A week ago,  an estimated 1.5 million gallons of a fluid used in drilling the underground pathway for the Rover gas pipeline spilled in southwestern Stark County. The accident was in an area where Canton has shallow wells for its water supply.


According to the Ohio EPA, the spill in Bethlehem Township was contained in a 10-acre, low-lying wetland and did not pose an immediate public health risk.
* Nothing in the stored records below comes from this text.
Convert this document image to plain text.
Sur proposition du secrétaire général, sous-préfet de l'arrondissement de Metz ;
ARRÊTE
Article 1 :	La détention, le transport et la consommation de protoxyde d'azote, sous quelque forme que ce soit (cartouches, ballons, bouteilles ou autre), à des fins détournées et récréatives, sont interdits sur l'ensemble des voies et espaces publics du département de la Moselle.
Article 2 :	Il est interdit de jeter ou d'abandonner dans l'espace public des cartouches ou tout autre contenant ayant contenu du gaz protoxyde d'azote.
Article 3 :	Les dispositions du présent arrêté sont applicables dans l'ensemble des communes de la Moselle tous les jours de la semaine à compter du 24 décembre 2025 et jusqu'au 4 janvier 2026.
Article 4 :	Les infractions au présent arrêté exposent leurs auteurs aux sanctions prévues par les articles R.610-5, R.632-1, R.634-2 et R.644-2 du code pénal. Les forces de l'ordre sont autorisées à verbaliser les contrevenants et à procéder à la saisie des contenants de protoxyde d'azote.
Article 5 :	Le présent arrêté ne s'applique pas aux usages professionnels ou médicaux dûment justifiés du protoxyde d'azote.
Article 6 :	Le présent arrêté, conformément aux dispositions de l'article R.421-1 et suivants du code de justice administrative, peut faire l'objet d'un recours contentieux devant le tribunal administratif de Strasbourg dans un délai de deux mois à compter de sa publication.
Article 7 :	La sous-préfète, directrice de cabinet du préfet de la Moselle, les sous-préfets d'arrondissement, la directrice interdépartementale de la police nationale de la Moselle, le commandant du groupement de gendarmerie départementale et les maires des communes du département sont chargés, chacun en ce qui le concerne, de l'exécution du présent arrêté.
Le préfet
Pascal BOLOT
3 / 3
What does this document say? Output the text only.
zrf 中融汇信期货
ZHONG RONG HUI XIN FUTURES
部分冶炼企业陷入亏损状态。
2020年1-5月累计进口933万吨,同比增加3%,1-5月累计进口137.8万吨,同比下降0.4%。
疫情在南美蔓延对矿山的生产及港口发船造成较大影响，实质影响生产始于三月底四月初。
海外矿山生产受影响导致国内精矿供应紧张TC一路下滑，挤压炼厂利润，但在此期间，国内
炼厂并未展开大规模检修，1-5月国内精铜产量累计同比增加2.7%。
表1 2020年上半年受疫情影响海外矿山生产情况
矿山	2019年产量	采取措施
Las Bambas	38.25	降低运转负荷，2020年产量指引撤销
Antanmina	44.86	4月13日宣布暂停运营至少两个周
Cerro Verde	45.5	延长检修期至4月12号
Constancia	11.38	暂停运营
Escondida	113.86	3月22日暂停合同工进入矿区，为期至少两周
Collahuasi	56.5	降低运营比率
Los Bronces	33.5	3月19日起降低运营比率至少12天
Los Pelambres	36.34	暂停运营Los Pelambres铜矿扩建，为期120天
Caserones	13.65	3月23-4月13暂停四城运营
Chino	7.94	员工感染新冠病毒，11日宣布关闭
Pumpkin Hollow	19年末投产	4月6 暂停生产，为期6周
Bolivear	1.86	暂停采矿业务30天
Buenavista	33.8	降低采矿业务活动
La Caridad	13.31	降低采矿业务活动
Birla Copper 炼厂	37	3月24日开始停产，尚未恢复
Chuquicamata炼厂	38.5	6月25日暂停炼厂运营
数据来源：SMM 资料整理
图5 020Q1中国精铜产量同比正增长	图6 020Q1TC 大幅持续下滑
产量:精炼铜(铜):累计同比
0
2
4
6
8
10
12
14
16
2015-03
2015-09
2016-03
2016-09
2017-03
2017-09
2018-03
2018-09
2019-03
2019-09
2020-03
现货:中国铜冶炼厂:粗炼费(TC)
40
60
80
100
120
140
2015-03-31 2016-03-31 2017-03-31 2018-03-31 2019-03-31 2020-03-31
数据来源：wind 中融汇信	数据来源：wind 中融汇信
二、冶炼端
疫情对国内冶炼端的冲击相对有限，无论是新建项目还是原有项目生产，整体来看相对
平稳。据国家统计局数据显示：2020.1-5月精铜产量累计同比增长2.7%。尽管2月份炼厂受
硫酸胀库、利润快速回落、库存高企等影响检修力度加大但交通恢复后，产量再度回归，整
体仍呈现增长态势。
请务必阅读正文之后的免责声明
Tyler Converse, head of the Canton Water Department, says the incident was a concern and was checked out.

“It was northeast, well northeast, of Canton’s water aquifer down at the Sugarcreek water plant, between Bolivar and Beach City," Converse says. "We were looking at it, but it doesn’t appear that it will impact Canton’s drinking water aquifer.”
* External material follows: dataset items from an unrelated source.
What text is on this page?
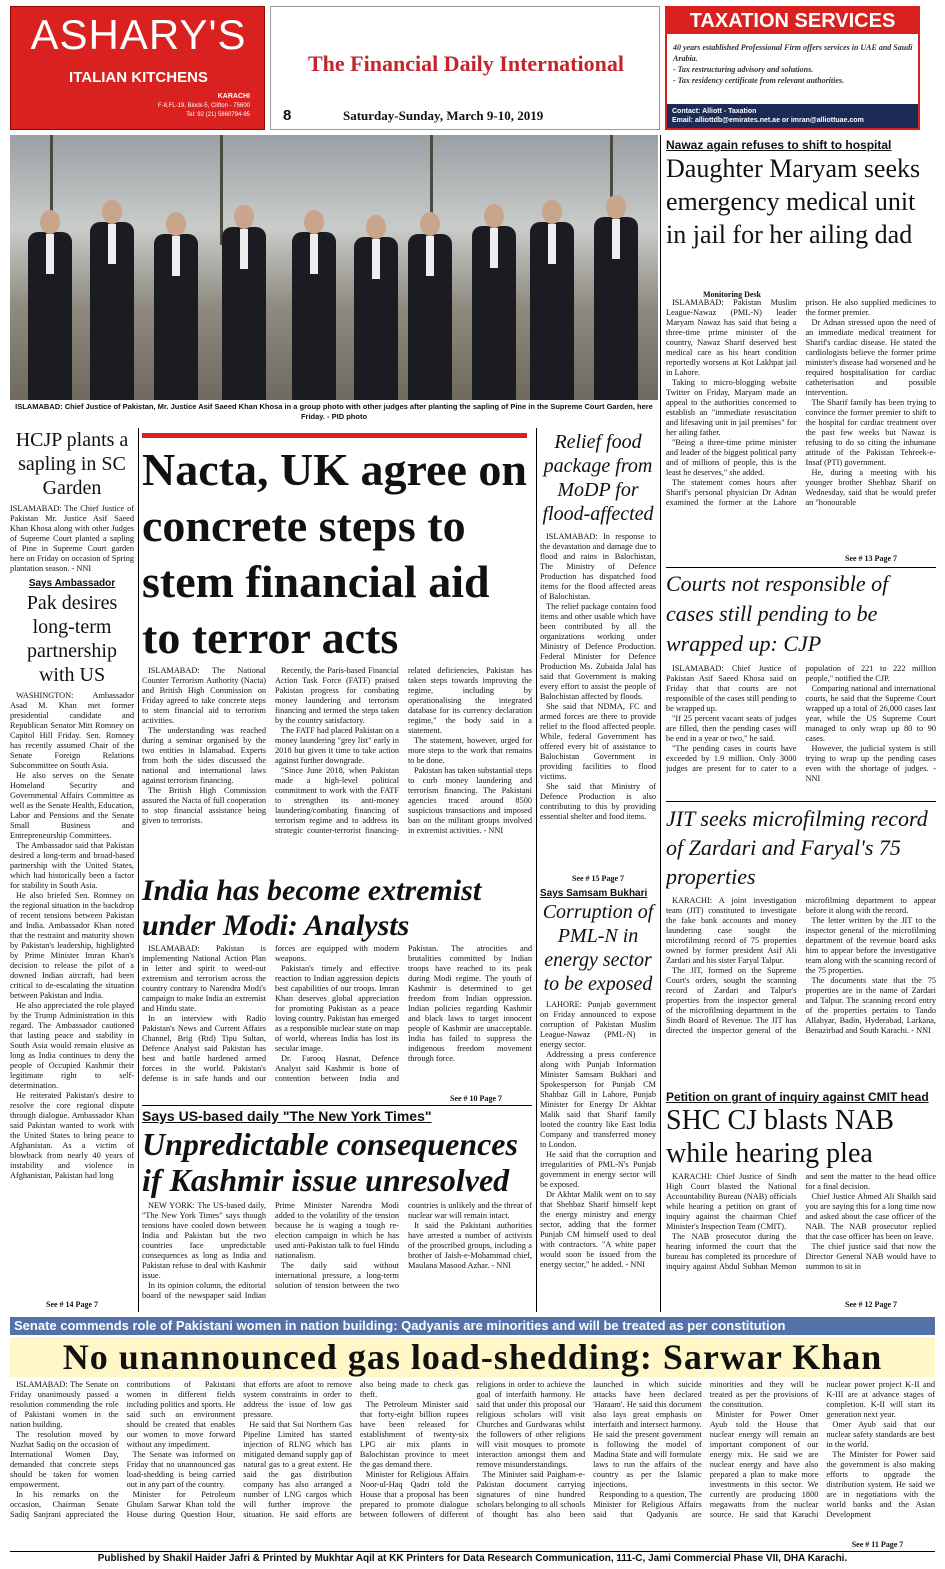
ASHARY'S
ITALIAN KITCHENS
KARACHI
F-8,FL-19, Block-5, Clifton - 75600
Tel: 92 (21) 5860794-95
The Financial Daily International
8	Saturday-Sunday, March 9-10, 2019
TAXATION SERVICES
40 years established Professional Firm offers services in UAE and Saudi Arabia.
- Tax restructuring advisory and solutions.
- Tax residency certificate from relevant authorities.
Contact: Alliott - Taxation
Email: alliottdb@emirates.net.ae or imran@alliottuae.com
ISLAMABAD: Chief Justice of Pakistan, Mr. Justice Asif Saeed Khan Khosa in a group photo with other judges after planting the sapling of Pine in the Supreme Court Garden, here Friday. - PID photo
HCJP plants a sapling in SC Garden
ISLAMABAD: The Chief Justice of Pakistan Mr. Justice Asif Saeed Khan Khosa along with other Judges of Supreme Court planted a sapling of Pine in Supreme Court garden here on Friday on occasion of Spring plantation season. - NNI
Says Ambassador
Pak desires long-term partnership with US

WASHINGTON: Ambassador Asad M. Khan met former presidential candidate and Republican Senator Mitt Romney on Capitol Hill Friday. Sen. Romney has recently assumed Chair of the Senate Foreign Relations Subcommittee on South Asia.

He also serves on the Senate Homeland Security and Governmental Affairs Committee as well as the Senate Health, Education, Labor and Pensions and the Senate Small Business and Entrepreneurship Committees.

The Ambassador said that Pakistan desired a long-term and broad-based partnership with the United States, which had historically been a factor for stability in South Asia.

He also briefed Sen. Romney on the regional situation in the backdrop of recent tensions between Pakistan and India. Ambassador Khan noted that the restraint and maturity shown by Pakistan's leadership, highlighted by Prime Minister Imran Khan's decision to release the pilot of a downed Indian aircraft, had been critical to de-escalating the situation between Pakistan and India.

He also appreciated the role played by the Trump Administration in this regard. The Ambassador cautioned that lasting peace and stability in South Asia would remain elusive as long as India continues to deny the people of Occupied Kashmir their legitimate right to self-determination.

He reiterated Pakistan's desire to resolve the core regional dispute through dialogue. Ambassador Khan said Pakistan wanted to work with the United States to bring peace to Afghanistan. As a victim of blowback from nearly 40 years of instability and violence in Afghanistan, Pakistan had long

See # 14 Page 7
Nacta, UK agree on concrete steps to stem financial aid to terror acts

ISLAMABAD: The National Counter Terrorism Authority (Nacta) and British High Commission on Friday agreed to take concrete steps to stem financial aid to terrorism activities.

The understanding was reached during a seminar organised by the two entities in Islamabad. Experts from both the sides discussed the national and international laws against terrorism financing.

The British High Commission assured the Nacta of full cooperation to stop financial assistance being given to terrorists.

Recently, the Paris-based Financial Action Task Force (FATF) praised Pakistan progress for combating money laundering and terrorism financing and termed the steps taken by the country satisfactory.

The FATF had placed Pakistan on a money laundering "grey list" early in 2018 but given it time to take action against further downgrade.

"Since June 2018, when Pakistan made a high-level political commitment to work with the FATF to strengthen its anti-money laundering/combating financing of terrorism regime and to address its strategic counter-terrorist financing-related deficiencies, Pakistan has taken steps towards improving the regime, including by operationalising the integrated database for its currency declaration regime," the body said in a statement.

The statement, however, urged for more steps to the work that remains to be done.

Pakistan has taken substantial steps to curb money laundering and terrorism financing. The Pakistani agencies traced around 8500 suspicious transactions and imposed ban on the militant groups involved in extremist activities. - NNI

India has become extremist under Modi: Analysts

ISLAMABAD: Pakistan is implementing National Action Plan in letter and spirit to weed-out extremism and terrorism across the country contrary to Narendra Modi's campaign to make India an extremist and Hindu state.

In an interview with Radio Pakistan's News and Current Affairs Channel, Brig (Rtd) Tipu Sultan, Defence Analyst said Pakistan has best and battle hardened armed forces in the world. Pakistan's defense is in safe hands and our forces are equipped with modern weapons.

Pakistan's timely and effective reaction to Indian aggression depicts best capabilities of our troops. Imran Khan deserves global appreciation for promoting Pakistan as a peace loving country. Pakistan has emerged as a responsible nuclear state on map of world, whereas India has lost its secular image.

Dr. Farooq Hasnat, Defence Analyst said Kashmir is bone of contention between India and Pakistan. The atrocities and brutalities committed by Indian troops have reached to its peak during Modi regime. The youth of Kashmir is determined to get freedom from Indian oppression. Indian policies regarding Kashmir and black laws to target innocent people of Kashmir are unacceptable. India has failed to suppress the indigenous freedom movement through force.

See # 10 Page 7
Says US-based daily "The New York Times"
Unpredictable consequences if Kashmir issue unresolved

NEW YORK: The US-based daily, "The New York Times" says though tensions have cooled down between India and Pakistan but the two countries face unpredictable consequences as long as India and Pakistan refuse to deal with Kashmir issue.

In its opinion column, the editorial board of the newspaper said Indian Prime Minister Narendra Modi added to the volatility of the tension because he is waging a tough re-election campaign in which he has used anti-Pakistan talk to fuel Hindu nationalism.

The daily said without international pressure, a long-term solution of tension between the two countries is unlikely and the threat of nuclear war will remain intact.

It said the Pakistani authorities have arrested a number of activists of the proscribed groups, including a brother of Jaish-e-Mohammad chief, Maulana Masood Azhar. - NNI

Relief food package from MoDP for flood-affected

ISLAMABAD: In response to the devastation and damage due to flood and rains in Balochistan, The Ministry of Defence Production has dispatched food items for the flood affected areas of Balochistan.

The relief package contains food items and other usable which have been contributed by all the organizations working under Ministry of Defence Production. Federal Minister for Defence Production Ms. Zubaida Jalal has said that Government is making every effort to assist the people of Balochistan affected by floods.

She said that NDMA, FC and armed forces are there to provide relief to the flood affected people. While, federal Government has offered every bit of assistance to Balochistan Government in providing facilities to flood victims.

She said that Ministry of Defence Production is also contributing to this by providing essential shelter and food items.

See # 15 Page 7
Says Samsam Bukhari
Corruption of PML-N in energy sector to be exposed

LAHORE: Punjab government on Friday announced to expose corruption of Pakistan Muslim League-Nawaz (PML-N) in energy sector.

Addressing a press conference along with Punjab Information Minister Samsam Bukhari and Spokesperson for Punjab CM Shahbaz Gill in Lahore, Punjab Minister for Energy Dr Akhtar Malik said that Sharif family looted the country like East India Company and transferred money to London.

He said that the corruption and irregularities of PML-N's Punjab government in energy sector will be exposed.

Dr Akhtar Malik went on to say that Shehbaz Sharif himself kept the energy ministry and energy sector, adding that the former Punjab CM himself used to deal with contractors. "A white paper would soon be issued from the energy sector," he added. - NNI

Nawaz again refuses to shift to hospital
Daughter Maryam seeks emergency medical unit in jail for her ailing dad
Monitoring Desk

ISLAMABAD: Pakistan Muslim League-Nawaz (PML-N) leader Maryam Nawaz has said that being a three-time prime minister of the country, Nawaz Sharif deserved best medical care as his heart condition reportedly worsens at Kot Lakhpat jail in Lahore.

Taking to micro-blogging website Twitter on Friday, Maryam made an appeal to the authorities concerned to establish an "immediate resuscitation and lifesaving unit in jail premises" for her ailing father.

"Being a three-time prime minister and leader of the biggest political party and of millions of people, this is the least he deserves," she added.

The statement comes hours after Sharif's personal physician Dr Adnan examined the former at the Lahore prison. He also supplied medicines to the former premier.

Dr Adnan stressed upon the need of an immediate medical treatment for Sharif's cardiac disease. He stated the cardiologists believe the former prime minister's disease had worsened and he required hospitalisation for cardiac catheterisation and possible intervention.

The Sharif family has been trying to convince the former premier to shift to the hospital for cardiac treatment over the past few weeks but Nawaz is refusing to do so citing the inhumane attitude of the Pakistan Tehreek-e-Insaf (PTI) government.

He, during a meeting with his younger brother Shehbaz Sharif on Wednesday, said that he would prefer an "honourable

See # 13 Page 7
Courts not responsible of cases still pending to be wrapped up: CJP

ISLAMABAD: Chief Justice of Pakistan Asif Saeed Khosa said on Friday that that courts are not responsible of the cases still pending to be wrapped up.

"If 25 percent vacant seats of judges are filled, then the pending cases will be end in a year or two," he said.

"The pending cases in courts have exceeded by 1.9 million. Only 3000 judges are present for to cater to a population of 221 to 222 million people," notified the CJP.

Comparing national and international courts, he said that the Supreme Court wrapped up a total of 26,000 cases last year, while the US Supreme Court managed to only wrap up 80 to 90 cases.

However, the judicial system is still trying to wrap up the pending cases even with the shortage of judges. - NNI

JIT seeks microfilming record of Zardari and Faryal's 75 properties

KARACHI: A joint investigation team (JIT) constituted to investigate the fake bank accounts and money laundering case sought the microfilming record of 75 properties owned by former president Asif Ali Zardari and his sister Faryal Talpur.

The JIT, formed on the Supreme Court's orders, sought the scanning record of Zardari and Talpur's properties from the inspector general of the microfilming department in the Sindh Board of Revenue. The JIT has directed the inspector general of the microfilming department to appear before it along with the record.

The letter written by the JIT to the inspector general of the microfilming department of the revenue board asks him to appear before the investigative team along with the scanning record of the 75 properties.

The documents state that the 75 properties are in the name of Zardari and Talpur. The scanning record entry of the properties pertains to Tando Allahyar, Badin, Hyderabad, Larkana, Benazirbad and South Karachi. - NNI

Petition on grant of inquiry against CMIT head
SHC CJ blasts NAB while hearing plea

KARACHI: Chief Justice of Sindh High Court blasted the National Accountability Bureau (NAB) officials while hearing a petition on grant of inquiry against the chairman Chief Minister's Inspection Team (CMIT).

The NAB prosecutor during the hearing informed the court that the bureau has completed its procedure of inquiry against Abdul Subhan Memon and sent the matter to the head office for a final decision.

Chief Justice Ahmed Ali Shaikh said you are saying this for a long time now and asked about the case officer of the NAB. The NAB prosecutor replied that the case officer has been on leave.

The chief justice said that now the Director General NAB would have to summon to sit in

See # 12 Page 7
Senate commends role of Pakistani women in nation building: Qadyanis are minorities and will be treated as per constitution
No unannounced gas load-shedding: Sarwar Khan

ISLAMABAD: The Senate on Friday unanimously passed a resolution commending the role of Pakistani women in the nation building.

The resolution moved by Nuzhat Sadiq on the occasion of International Women Day, demanded that concrete steps should be taken for women empowerment.

In his remarks on the occasion, Chairman Senate Sadiq Sanjrani appreciated the contributions of Pakistani women in different fields including politics and sports. He said such an environment should be created that enables our women to move forward without any impediment.

The Senate was informed on Friday that no unannounced gas load-shedding is being carried out in any part of the country.

Minister for Petroleum Ghulam Sarwar Khan told the House during Question Hour, that efforts are afoot to remove system constraints in order to address the issue of low gas pressure.

He said that Sui Northern Gas Pipeline Limited has started injection of RLNG which has mitigated demand supply gap of natural gas to a great extent. He said the gas distribution company has also arranged a number of LNG cargos which will further improve the situation. He said efforts are also being made to check gas theft.

The Petroleum Minister said that forty-eight billion rupees have been released for establishment of twenty-six LPG air mix plants in Balochistan province to meet the gas demand there.

Minister for Religious Affairs Noor-ul-Haq Qadri told the House that a proposal has been prepared to promote dialogue between followers of different religions in order to achieve the goal of interfaith harmony. He said that under this proposal our religious scholars will visit Churches and Gurdwaras whilst the followers of other religions will visit mosques to promote interaction amongst them and remove misunderstandings.

The Minister said Paigham-e-Pakistan document carrying signatures of nine hundred scholars belonging to all schools of thought has also been launched in which suicide attacks have been declared 'Haraam'. He said this document also lays great emphasis on interfaith and intersect harmony. He said the present government is following the model of Madina State and will formulate laws to run the affairs of the country as per the Islamic injections.

Responding to a question, The Minister for Religious Affairs said that Qadyanis are minorities and they will be treated as per the provisions of the constitution.

Minister for Power Omer Ayub told the House that nuclear energy will remain an important component of our energy mix. He said we are nuclear energy and have also prepared a plan to make more investments in this sector. We currently are producing 1800 megawatts from the nuclear source. He said that Karachi nuclear power project K-II and K-III are at advance stages of completion. K-II will start its generation next year.

Omer Ayub said that our nuclear safety standards are best in the world.

The Minister for Power said the government is also making efforts to upgrade the distribution system. He said we are in negotiations with the world banks and the Asian Development

See # 11 Page 7
Published by Shakil Haider Jafri & Printed by Mukhtar Aqil at KK Printers for Data Research Communication, 111-C, Jami Commercial Phase VII, DHA Karachi.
The Sugarcreek aquifer is one of three used by Canton and is the water source for about 50,000 people.

Converse says he was also told that the leaked material did not contain toxic chemicals.

“My understanding is that fluid, it’s basically a lubricant to be able to do horizontal drilling and pull that pipeline through the ground," Converse says. "It’s primarily a bentonite clay, which is a natural clay, in conjunction with water.”


Energy Transfer Partners
Rover Pipeline's path through Ohio and Michigan.

OEPA spokesman James Lee says Rover pipeline’s owners were cited for violations and have begun the cleanup—under agency monitoring.

The spill south of Canton occurred on April 13.  On the 14th there was another spill of the same kind of fluid at a Rover construction site in Richland County. The Ohio EPA is also investigating and overseeing cleanup of that one.